I see the record of the criminal court. Thigpen opens the door, sees a gun in his face, pleads, I dont have nothing to do with this! According to the pathologist death was caused by massive tissue destruction, contusion and swelling of the brain. In the county morgue Thigpens father whispered, Thats my baby son. And what must have been said after was, You the wrongest person in the wrongest place, the wrongest time, Thig. That was eleven years ago. Sixteen years ago he stuffed a basketball into the face of the Brother Rice forward who called him a name, and we went wild.
I saw him in Louis the Hatters, downtown. He pointed at my Stetson, laughed, You aint ever gonna look like a nigger. Later, he wrote poems of babies in frozen tenements, garbage alive with maggots, the love a woman makes, the greasy riders with Detroit skin, the toughest in the world. He would be the poet of this hell. That bullet slicing your brain isnt poetry, Thigpen. IT WILL RAIN ALL DAY Breakfast at Bucks Eat Place; a portrait of Henry Ford, two eggs, hash browns, sour coffee.

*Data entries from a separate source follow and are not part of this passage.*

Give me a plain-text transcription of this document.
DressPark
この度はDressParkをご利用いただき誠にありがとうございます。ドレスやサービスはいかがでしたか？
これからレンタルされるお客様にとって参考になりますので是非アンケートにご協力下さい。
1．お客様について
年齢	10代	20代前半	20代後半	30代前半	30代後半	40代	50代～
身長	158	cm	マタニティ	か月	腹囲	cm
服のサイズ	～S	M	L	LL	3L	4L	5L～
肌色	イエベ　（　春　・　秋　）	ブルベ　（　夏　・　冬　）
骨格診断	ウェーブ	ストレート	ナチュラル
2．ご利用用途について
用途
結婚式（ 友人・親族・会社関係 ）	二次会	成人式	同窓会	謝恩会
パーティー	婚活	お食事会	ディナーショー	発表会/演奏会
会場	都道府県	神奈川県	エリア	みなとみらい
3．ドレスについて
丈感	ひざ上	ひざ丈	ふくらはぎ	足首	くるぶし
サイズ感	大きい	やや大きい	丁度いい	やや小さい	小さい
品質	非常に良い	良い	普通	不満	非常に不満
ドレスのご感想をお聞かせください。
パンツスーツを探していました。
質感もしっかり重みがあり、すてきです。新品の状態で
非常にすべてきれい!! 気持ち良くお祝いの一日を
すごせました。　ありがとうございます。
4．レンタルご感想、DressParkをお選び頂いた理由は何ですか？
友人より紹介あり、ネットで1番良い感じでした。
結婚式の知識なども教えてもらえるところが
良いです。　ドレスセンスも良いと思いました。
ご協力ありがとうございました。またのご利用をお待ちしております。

Afterwards I walk out on Vernor Avenue, looks like a river in the rain, the signs from small stores hanging over the wet sidewalks like trees. But rivers are not passed over by a woman wearing a windbreaker with flags sewn on both shoulders, muttering to herself, head down, or an unshaven man older than he is, his body slanting as if hes about to fall headlong into a dream. Neither looks at me waiting at the light, in my car, as windshield wipers eliminate the stars of water. Along the cemetery, poplars look upward with thousands of eyes into the rain that comes down on hills of lime and coal, reminding me of Metz, but the wind that lifted rhododendrons that April isnt here with me. What do I want, driving through streets past bars where fifty-year-old truck drivers sip whiskey and dont feel like talking, past houses where chimney smoke reveals fires and rooms I will never know? On Fort Street I pass the bar with Fight Poverty Drink & Dance scrawled in white paint across its windowless front, and then a block-long building, windows knocked in, wires ripped from the walls, toilet bowls covered with dirt and spiderwebs. It will rain all day.